Saturday, February 19, 2011

Anand Tauji ki kahani, meri zabani


             My granduncle was a World War II veteran. As far as I knew he had always been old and had always worn a beautiful shiny set of false teeth although he worked in a dentist’s office. The dentist was Chinese. His daughter attended school with me. Anyway, this story is not about Chinese dentists and their daughters but about my granduncle and how he learnt Japanese. 
            The story he told went like this: He was a very young recruit in the army of the Indian Empire on his first mission, employed in Burma, fighting the Japanese, since Britain had declared war on the Nazis and the Japanese. Early one morning around dawn, while everyone was asleep, a Japanese platoon (or paltan, the hindi term my granduncle always used) attacked his paltan and killed off all the soldiers. Granduncle survived because like a good Hindu he had arisen at 4 and at 4:30 when the attack was taking place was 100 yards away, lightening his bowels.

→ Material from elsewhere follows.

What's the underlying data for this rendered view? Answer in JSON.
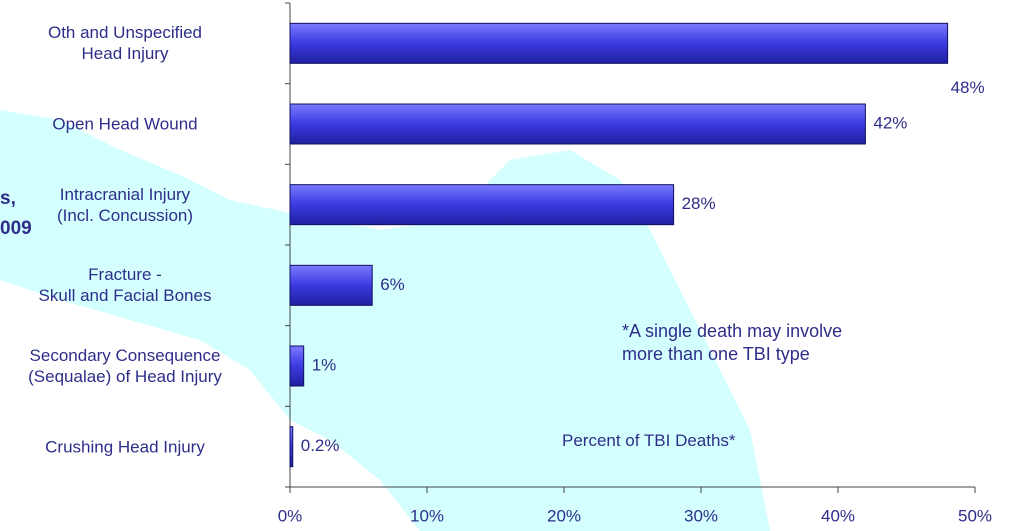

Upon discovering the loss of his party and the fact that he was quite lost in the jungles of Burma, he set off on his own. Within the day, he was taken Prisoner of War. His captors were about to kill him, when the officer, the leader of the paltan called him into his tent to try and get information out of him. Stepping into the tent, my granduncle gesticulated at how cold it was in the tent and at a wound the officer had in his leg.

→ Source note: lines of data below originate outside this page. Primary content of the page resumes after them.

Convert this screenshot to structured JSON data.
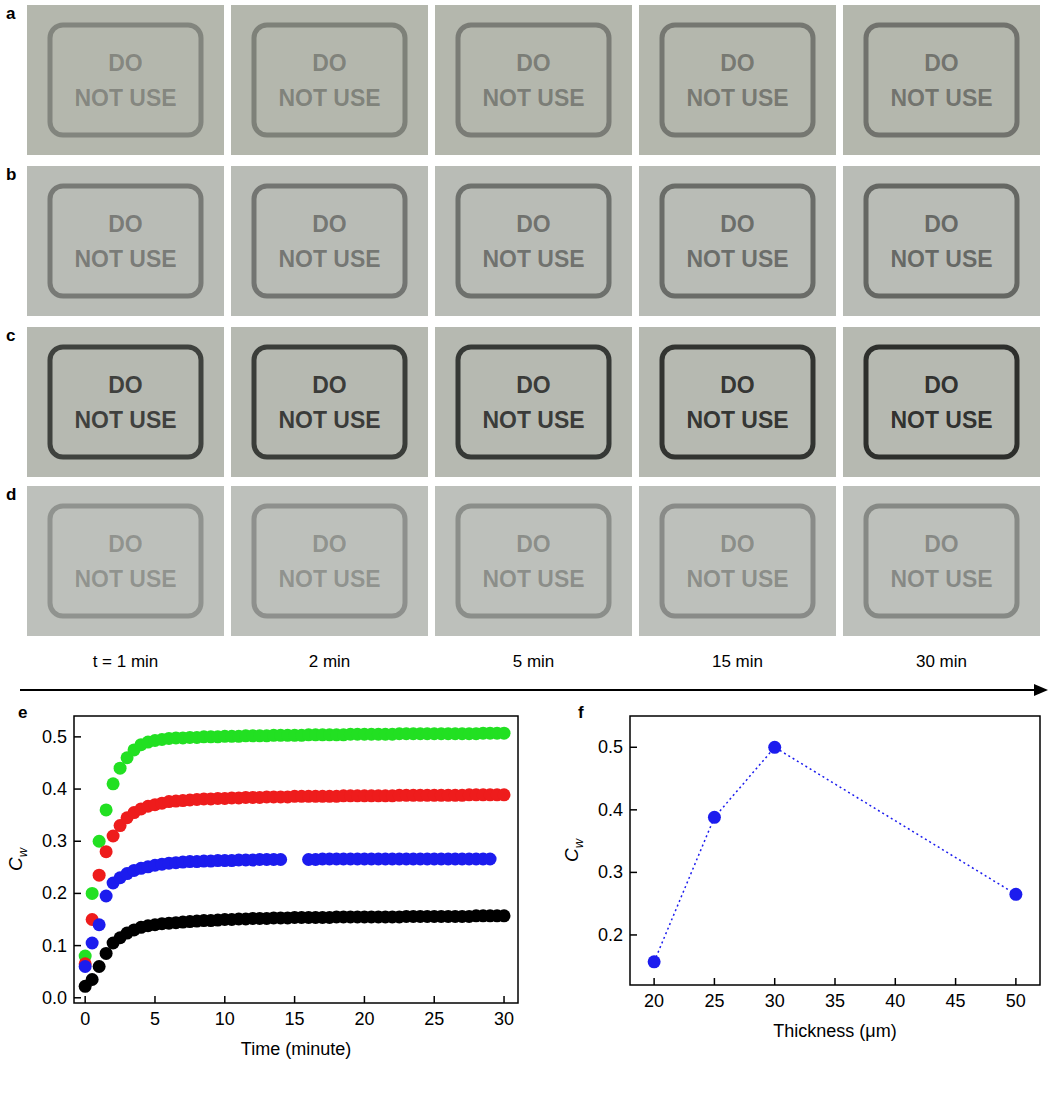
{
  "photos": {
    "rows": [
      {
        "label": "a"
      },
      {
        "label": "b"
      },
      {
        "label": "c"
      },
      {
        "label": "d"
      }
    ],
    "sign_text": [
      "DO",
      "NOT USE"
    ],
    "times": [
      "t = 1 min",
      "2 min",
      "5 min",
      "15 min",
      "30 min"
    ]
  },
  "chart_data": [
    {
      "type": "scatter",
      "panel_label": "e",
      "x_label": "Time (minute)",
      "y_label": "Cw",
      "x": [
        0,
        0.5,
        1,
        1.5,
        2,
        2.5,
        3,
        3.5,
        4,
        4.5,
        5,
        5.5,
        6,
        6.5,
        7,
        7.5,
        8,
        8.5,
        9,
        9.5,
        10,
        10.5,
        11,
        11.5,
        12,
        12.5,
        13,
        13.5,
        14,
        14.5,
        15,
        15.5,
        16,
        16.5,
        17,
        17.5,
        18,
        18.5,
        19,
        19.5,
        20,
        20.5,
        21,
        21.5,
        22,
        22.5,
        23,
        23.5,
        24,
        24.5,
        25,
        25.5,
        26,
        26.5,
        27,
        27.5,
        28,
        28.5,
        29,
        29.5,
        30
      ],
      "series": [
        {
          "color": "#22e022",
          "marker": "circle",
          "values": [
            0.08,
            0.2,
            0.3,
            0.36,
            0.41,
            0.44,
            0.46,
            0.475,
            0.485,
            0.49,
            0.493,
            0.495,
            0.497,
            0.498,
            0.498,
            0.499,
            0.499,
            0.5,
            0.5,
            0.5,
            0.501,
            0.501,
            0.501,
            0.502,
            0.502,
            0.502,
            0.502,
            0.503,
            0.503,
            0.503,
            0.503,
            0.503,
            0.504,
            0.504,
            0.504,
            0.504,
            0.504,
            0.504,
            0.505,
            0.505,
            0.505,
            0.505,
            0.505,
            0.505,
            0.505,
            0.506,
            0.506,
            0.506,
            0.506,
            0.506,
            0.506,
            0.506,
            0.506,
            0.506,
            0.506,
            0.506,
            0.506,
            0.507,
            0.507,
            0.507,
            0.507
          ]
        },
        {
          "color": "#ee1c1c",
          "marker": "circle",
          "values": [
            0.065,
            0.15,
            0.235,
            0.28,
            0.31,
            0.33,
            0.345,
            0.355,
            0.362,
            0.367,
            0.37,
            0.373,
            0.376,
            0.377,
            0.378,
            0.379,
            0.38,
            0.381,
            0.381,
            0.382,
            0.382,
            0.383,
            0.383,
            0.384,
            0.384,
            0.384,
            0.385,
            0.385,
            0.385,
            0.385,
            0.386,
            0.386,
            0.386,
            0.386,
            0.386,
            0.386,
            0.386,
            0.387,
            0.387,
            0.387,
            0.387,
            0.387,
            0.387,
            0.387,
            0.387,
            0.388,
            0.388,
            0.388,
            0.388,
            0.388,
            0.388,
            0.388,
            0.388,
            0.388,
            0.388,
            0.389,
            0.389,
            0.389,
            0.389,
            0.389,
            0.389
          ]
        },
        {
          "color": "#1c1cee",
          "marker": "circle",
          "values": [
            0.06,
            0.105,
            0.14,
            0.195,
            0.22,
            0.23,
            0.238,
            0.244,
            0.248,
            0.251,
            0.254,
            0.256,
            0.258,
            0.259,
            0.26,
            0.261,
            0.261,
            0.262,
            0.262,
            0.263,
            0.263,
            0.263,
            0.264,
            0.264,
            0.264,
            0.265,
            0.265,
            0.265,
            0.265,
            null,
            null,
            null,
            0.265,
            0.265,
            0.266,
            0.266,
            0.266,
            0.266,
            0.266,
            0.266,
            0.266,
            0.266,
            0.266,
            0.266,
            0.266,
            0.266,
            0.266,
            0.266,
            0.266,
            0.266,
            0.266,
            0.266,
            0.266,
            0.266,
            0.266,
            0.266,
            0.266,
            0.266,
            0.266,
            null,
            null
          ]
        },
        {
          "color": "#000000",
          "marker": "circle",
          "values": [
            0.022,
            0.035,
            0.06,
            0.085,
            0.105,
            0.115,
            0.124,
            0.13,
            0.135,
            0.138,
            0.14,
            0.142,
            0.143,
            0.144,
            0.145,
            0.146,
            0.147,
            0.148,
            0.148,
            0.149,
            0.15,
            0.15,
            0.151,
            0.151,
            0.152,
            0.152,
            0.152,
            0.153,
            0.153,
            0.153,
            0.154,
            0.154,
            0.154,
            0.154,
            0.154,
            0.154,
            0.155,
            0.155,
            0.155,
            0.155,
            0.155,
            0.155,
            0.155,
            0.155,
            0.155,
            0.155,
            0.156,
            0.156,
            0.156,
            0.156,
            0.156,
            0.156,
            0.156,
            0.156,
            0.156,
            0.156,
            0.157,
            0.157,
            0.157,
            0.157,
            0.157
          ]
        }
      ],
      "xlim": [
        -0.8,
        31
      ],
      "xticks": [
        0,
        5,
        10,
        15,
        20,
        25,
        30
      ],
      "ylim": [
        -0.01,
        0.54
      ],
      "yticks": [
        {
          "value": 0,
          "label": "0.0"
        },
        0.1,
        0.2,
        0.3,
        0.4,
        0.5
      ],
      "grid": false
    },
    {
      "type": "line",
      "panel_label": "f",
      "x_label": "Thickness (μm)",
      "y_label": "Cw",
      "x": [
        20,
        25,
        30,
        50
      ],
      "values": [
        0.157,
        0.388,
        0.5,
        0.265
      ],
      "color": "#1c1cee",
      "marker": "circle",
      "line_style": "dotted",
      "xlim": [
        18,
        52
      ],
      "xticks": [
        20,
        25,
        30,
        35,
        40,
        45,
        50
      ],
      "ylim": [
        0.12,
        0.55
      ],
      "yticks": [
        0.2,
        0.3,
        0.4,
        0.5
      ],
      "grid": false
    }
  ]
}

Using his charm and ingenuity, my intrepid relative bought time by preparing a healing poultice for the officer’s wound, using his knowledge of Ayurveda and the local plants and herbs. He also suspended his death sentence by showing the officer and his men how to use locally found material to stuff their blankets in the certain way so their makeshift beds were more comfortable. (Or so he said). He said that he really did not feel any anger or hatred for these fellows, not even as much annoyance as he had felt for those whose war he was fighting. He did not feel like he was betraying anything making himself useful to them as a odd-jobs man. 

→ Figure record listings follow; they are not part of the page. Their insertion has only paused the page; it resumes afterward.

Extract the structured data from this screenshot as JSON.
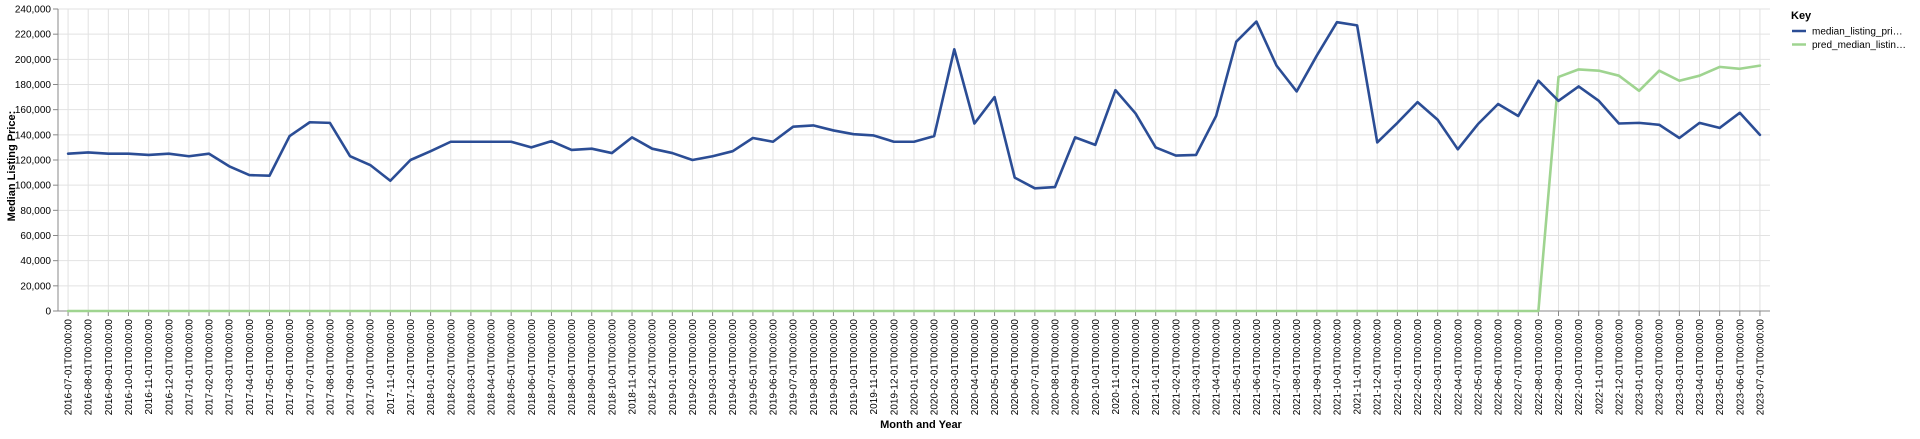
{
  "chart_data": {
    "type": "line",
    "title": "",
    "xlabel": "Month and Year",
    "ylabel": "Median Listing Price:",
    "ylim": [
      0,
      240000
    ],
    "y_ticks": [
      0,
      20000,
      40000,
      60000,
      80000,
      100000,
      120000,
      140000,
      160000,
      180000,
      200000,
      220000,
      240000
    ],
    "y_tick_labels": [
      "0",
      "20,000",
      "40,000",
      "60,000",
      "80,000",
      "100,000",
      "120,000",
      "140,000",
      "160,000",
      "180,000",
      "200,000",
      "220,000",
      "240,000"
    ],
    "grid": true,
    "legend": {
      "title": "Key",
      "position": "right",
      "labels": [
        "median_listing_pri…",
        "pred_median_listin…"
      ]
    },
    "x": [
      "2016-07-01T00:00:00",
      "2016-08-01T00:00:00",
      "2016-09-01T00:00:00",
      "2016-10-01T00:00:00",
      "2016-11-01T00:00:00",
      "2016-12-01T00:00:00",
      "2017-01-01T00:00:00",
      "2017-02-01T00:00:00",
      "2017-03-01T00:00:00",
      "2017-04-01T00:00:00",
      "2017-05-01T00:00:00",
      "2017-06-01T00:00:00",
      "2017-07-01T00:00:00",
      "2017-08-01T00:00:00",
      "2017-09-01T00:00:00",
      "2017-10-01T00:00:00",
      "2017-11-01T00:00:00",
      "2017-12-01T00:00:00",
      "2018-01-01T00:00:00",
      "2018-02-01T00:00:00",
      "2018-03-01T00:00:00",
      "2018-04-01T00:00:00",
      "2018-05-01T00:00:00",
      "2018-06-01T00:00:00",
      "2018-07-01T00:00:00",
      "2018-08-01T00:00:00",
      "2018-09-01T00:00:00",
      "2018-10-01T00:00:00",
      "2018-11-01T00:00:00",
      "2018-12-01T00:00:00",
      "2019-01-01T00:00:00",
      "2019-02-01T00:00:00",
      "2019-03-01T00:00:00",
      "2019-04-01T00:00:00",
      "2019-05-01T00:00:00",
      "2019-06-01T00:00:00",
      "2019-07-01T00:00:00",
      "2019-08-01T00:00:00",
      "2019-09-01T00:00:00",
      "2019-10-01T00:00:00",
      "2019-11-01T00:00:00",
      "2019-12-01T00:00:00",
      "2020-01-01T00:00:00",
      "2020-02-01T00:00:00",
      "2020-03-01T00:00:00",
      "2020-04-01T00:00:00",
      "2020-05-01T00:00:00",
      "2020-06-01T00:00:00",
      "2020-07-01T00:00:00",
      "2020-08-01T00:00:00",
      "2020-09-01T00:00:00",
      "2020-10-01T00:00:00",
      "2020-11-01T00:00:00",
      "2020-12-01T00:00:00",
      "2021-01-01T00:00:00",
      "2021-02-01T00:00:00",
      "2021-03-01T00:00:00",
      "2021-04-01T00:00:00",
      "2021-05-01T00:00:00",
      "2021-06-01T00:00:00",
      "2021-07-01T00:00:00",
      "2021-08-01T00:00:00",
      "2021-09-01T00:00:00",
      "2021-10-01T00:00:00",
      "2021-11-01T00:00:00",
      "2021-12-01T00:00:00",
      "2022-01-01T00:00:00",
      "2022-02-01T00:00:00",
      "2022-03-01T00:00:00",
      "2022-04-01T00:00:00",
      "2022-05-01T00:00:00",
      "2022-06-01T00:00:00",
      "2022-07-01T00:00:00",
      "2022-08-01T00:00:00",
      "2022-09-01T00:00:00",
      "2022-10-01T00:00:00",
      "2022-11-01T00:00:00",
      "2022-12-01T00:00:00",
      "2023-01-01T00:00:00",
      "2023-02-01T00:00:00",
      "2023-03-01T00:00:00",
      "2023-04-01T00:00:00",
      "2023-05-01T00:00:00",
      "2023-06-01T00:00:00",
      "2023-07-01T00:00:00"
    ],
    "series": [
      {
        "name": "median_listing_pri…",
        "color": "#2b4d95",
        "values": [
          125000,
          126000,
          125000,
          125000,
          124000,
          125000,
          123000,
          125000,
          115000,
          108000,
          107500,
          139000,
          150000,
          149500,
          123000,
          116000,
          103500,
          120000,
          127000,
          134500,
          134500,
          134500,
          134500,
          130000,
          135000,
          128000,
          129000,
          125500,
          138000,
          129000,
          125500,
          120000,
          123000,
          127000,
          137500,
          134500,
          146500,
          147500,
          143500,
          140500,
          139500,
          134500,
          134500,
          139000,
          208000,
          149000,
          170000,
          106000,
          97500,
          98500,
          138000,
          132000,
          175500,
          157000,
          130000,
          123500,
          124000,
          155000,
          214000,
          230000,
          195000,
          174500,
          203000,
          229500,
          227000,
          134000,
          149500,
          166000,
          152000,
          128500,
          148500,
          164500,
          155000,
          183000,
          167000,
          178500,
          167000,
          149000,
          149500,
          148000,
          137500,
          149500,
          145500,
          157500,
          140000
        ]
      },
      {
        "name": "pred_median_listin…",
        "color": "#9fd490",
        "values": [
          0,
          0,
          0,
          0,
          0,
          0,
          0,
          0,
          0,
          0,
          0,
          0,
          0,
          0,
          0,
          0,
          0,
          0,
          0,
          0,
          0,
          0,
          0,
          0,
          0,
          0,
          0,
          0,
          0,
          0,
          0,
          0,
          0,
          0,
          0,
          0,
          0,
          0,
          0,
          0,
          0,
          0,
          0,
          0,
          0,
          0,
          0,
          0,
          0,
          0,
          0,
          0,
          0,
          0,
          0,
          0,
          0,
          0,
          0,
          0,
          0,
          0,
          0,
          0,
          0,
          0,
          0,
          0,
          0,
          0,
          0,
          0,
          0,
          0,
          186000,
          192000,
          191000,
          187000,
          175000,
          191000,
          183000,
          187000,
          194000,
          192500,
          195000
        ]
      }
    ]
  }
}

He was an official prisoner of war for eight months, although he said, when he told the story, that he really was a prisoner of war for about four hours, a useful enemy for two weeks and a not-enemy-but-untrustable-friend for over seven months. They didn’t let him fight but they also actively did not let him die and they who had been his oppressor’s enemy stopped being his enemy although he had never really seen it that way before anyway. When the platoon was moving out of the area, they let him go, with good wishes, smiles and two days supply of food.
             Konnichiwa! Konbanwa! Gohan! Hai! Agemasho! Yosh! Gambarimasu! To-u! Granduncle would rattle off the 8 words of Japanese he remembered from those eight months. He could not, when asked, remember the names of any of the soldiers in that Japanese paltan or how he eventually found his way home to safety.